Das Ersuchen darf nicht abgelehnt werden.
Das Ersuchen eines nicht im Instanzenzuge vorgesetzten Gerichts isd jedoch abzulehnen, wenn dem ersuchten Gerichte die örtliche Zuständigkeit mangelt, oder die vorzunehmende Handlung nach dem Rechte des ersuchten Berichts verboten ist.

§. 160.

Wird das Ersuchen abgelehnt, oder wird der Vorschrift des §. 159 Abs. 2 zuwider dem Ersuchen stattgegeben, so entscheidet das Oberlandesgericht, zu dessen Bezirke das ersuchte Gericht gehört. Eine Anfechtung dieser Entscheidung findet nur statt, wenn dieselbe die Rechtshülfe für unzulässig erklärt, und das ersuchende und das ersuchte Gericht den Bezirken verschiedener Oberlandesgerichte angehören. Ueber die Beschwerde entscheidet das Reichsgericht.
Die Entscheidungen erfolgen auf Antrag der Betheiligten oder des ersuchenden Gerichts ohne vorgängige mündliche Verhandlung.

§. 161.

Die Herbeiführung der zum Zwecke von Vollstreckungen, Ladungen und Zustellungen erforderlichen Handlungen erfolgt nach Vorschrift der Prozeßordnungen ohne Rücksicht darauf, ob die Handlungen in dem Bundesstaate, welchem das Prozeßgericht angehört, oder in einem anderen Bundesstaate vorzunehmen sind.

§. 162.

Gerichte, Staatsanwaltschaften und Gerichtsschreiber können wegen Erteilung eines Auftrags an einen Gerichtsvollzieher die Mitwirkung des Gerichtsschreibers des Amtsgerichts in Anspruch nehmen, in dessen Bezirke der Auftrag ausgeführt werden soll.
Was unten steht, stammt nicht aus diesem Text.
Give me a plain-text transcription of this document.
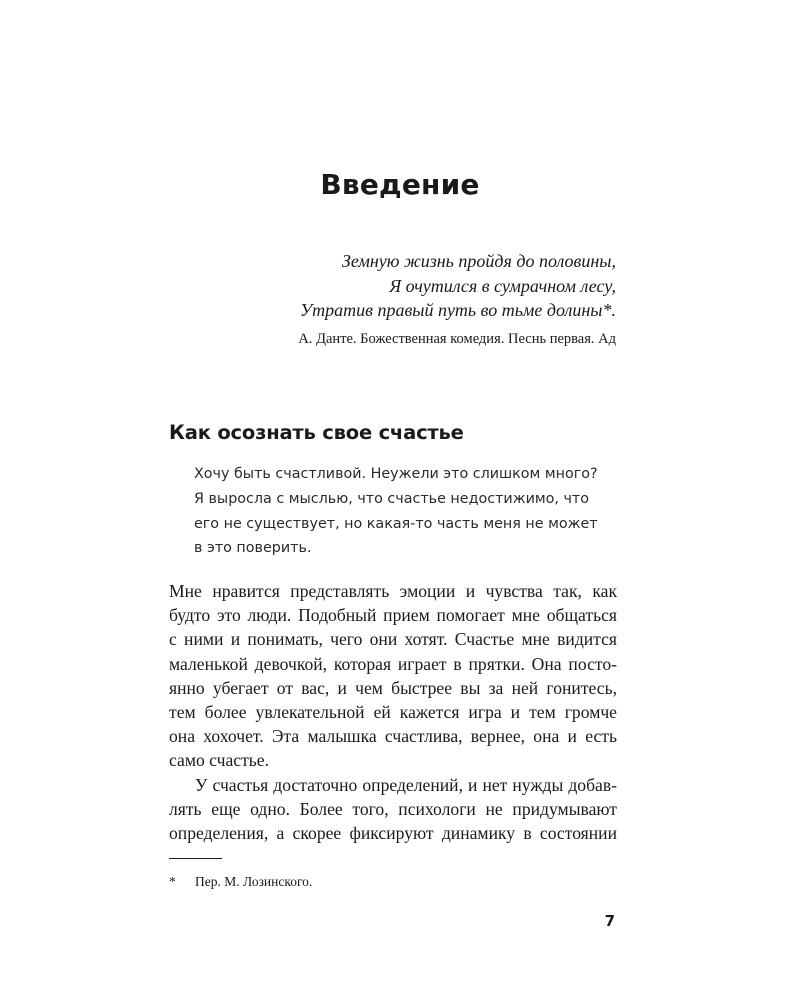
Введение
Земную жизнь пройдя до половины,
Я очутился в сумрачном лесу,
Утратив правый путь во тьме долины*.
А. Данте. Божественная комедия. Песнь первая. Ад
Как осознать свое счастье
Хочу быть счастливой. Неужели это слишком много?
Я выросла с мыслью, что счастье недостижимо, что
его не существует, но какая-то часть меня не может
в это поверить.
Мне нравится представлять эмоции и чувства так, как
будто это люди. Подобный прием помогает мне общаться
с ними и понимать, чего они хотят. Счастье мне видится
маленькой девочкой, которая играет в прятки. Она посто-
янно убегает от вас, и чем быстрее вы за ней гонитесь,
тем более увлекательной ей кажется игра и тем громче
она хохочет. Эта малышка счастлива, вернее, она и есть
само счастье.
У счастья достаточно определений, и нет нужды добав-
лять еще одно. Более того, психологи не придумывают
определения, а скорее фиксируют динамику в состоянии
* Пер. М. Лозинского.
7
Der von dem Gerichtsschreiber beauftragte Gerichtsvollzieher gilt als unmittelbar beauftragt.

§.163.

Eine Freiheitsstrafe, welche die Dauer von sechs Wochen nicht übersteigt, ist in demjenigen Bundesstaate zu vollstrecken, in welchem der Verurtheilte sich befindet.

§. 164.

Soll eine Freiheitsstrafe in dem Bezirke eines anderen Gerichts vollstreckt oder ein in dem Bezirke eines anderen Gerichts befindlicher Verurtheilter zum Zwecke der Strafverbüßung ergriffen und abgeliefert werden, so ist die Staatsanwaltschaft bei dem Landgerichte des Bezirks um die Ausführung zu ersuchen.

§. 165.

Im Falle der Rechtshülfe unter den Behörden verschiedener Bundesstaaten sind die baaren Auslagen, welche durch eine Ablieferung oder Strafvollstreckung entstehen, der ersuchten Behörde von der ersuchenden zu erstatten.
Im übrigen werden Kosten der Rechtshülfe von der ersuchenden Behörde nicht erstattet.
Ist eine zahlungspflichtige Partei vorhanden, so sind die Kosten von derselben durch die ersuchende Behörde einzuziehen und der eingezogene Betrag der ersuchten Behörde zu übersenden.
Stempel-, Einregistrirungsgebühren oder andere öffentliche Abgaben, welchen die von der ersuchenden Behörde übersendeten Schriftstücke (Urkunden, Protokolle) nach dem Rechte der ersuchten Behörde unterliegen, bleiben außer Ansatz.

§. 166.

Für die Höhe der den geladenen Zeugen und Sachverständigen gebührenden Beträge sind die Bestimmungen maßgebend, welche bei dem Gerichte gelten, vor welches die Ladung erfolgt.
Sind die Beträge nach dem Rechte des Aufenthaltsorts der geladenen Personen höher, so können die höheren Beträge gefordert werden.
Bei weiterer Entfernung des Aufenthaltsorts der geladenen Personen ist denselben auf Antrag ein Vorschuß zu bewilligen.

§. 167.

Ein Gericht darf Amtshandlungen außerhalb seines Bezirks ohne Zustimmung des Amtsgerichts des Orts nur vornehmen, wenn Gefahr im Verzuge obwaltet. In diesem Falle ist dem Amtsgerichte des Orts Anzeige zu machen.

§. 168.

Die Sicherheitsbeamten eines Bundesstaates sind ermächtigt, die Verfolgung eines Flüchtigen auf das Gebiet eines anderen Bundesstaates fortzusetzen und den Flüchtigen daselbst zu ergreifen.
Der Ergriffene ist unverzüglich an das nächste Gericht oder die nächste Polizeibehörde des Bundesstaates, in welchem er ergriffen wurde, abzuführen.

§. 169.

Die in einem Bundesstaate bestehenden Vorschriften über die Mittheilung von Akten einer öffentlichen Behörde an ein Gericht dieses Bundesstaates kommen auch dann zur Anwendung, wenn das ersuchende Gericht einem anderen Bundesstaate angehört.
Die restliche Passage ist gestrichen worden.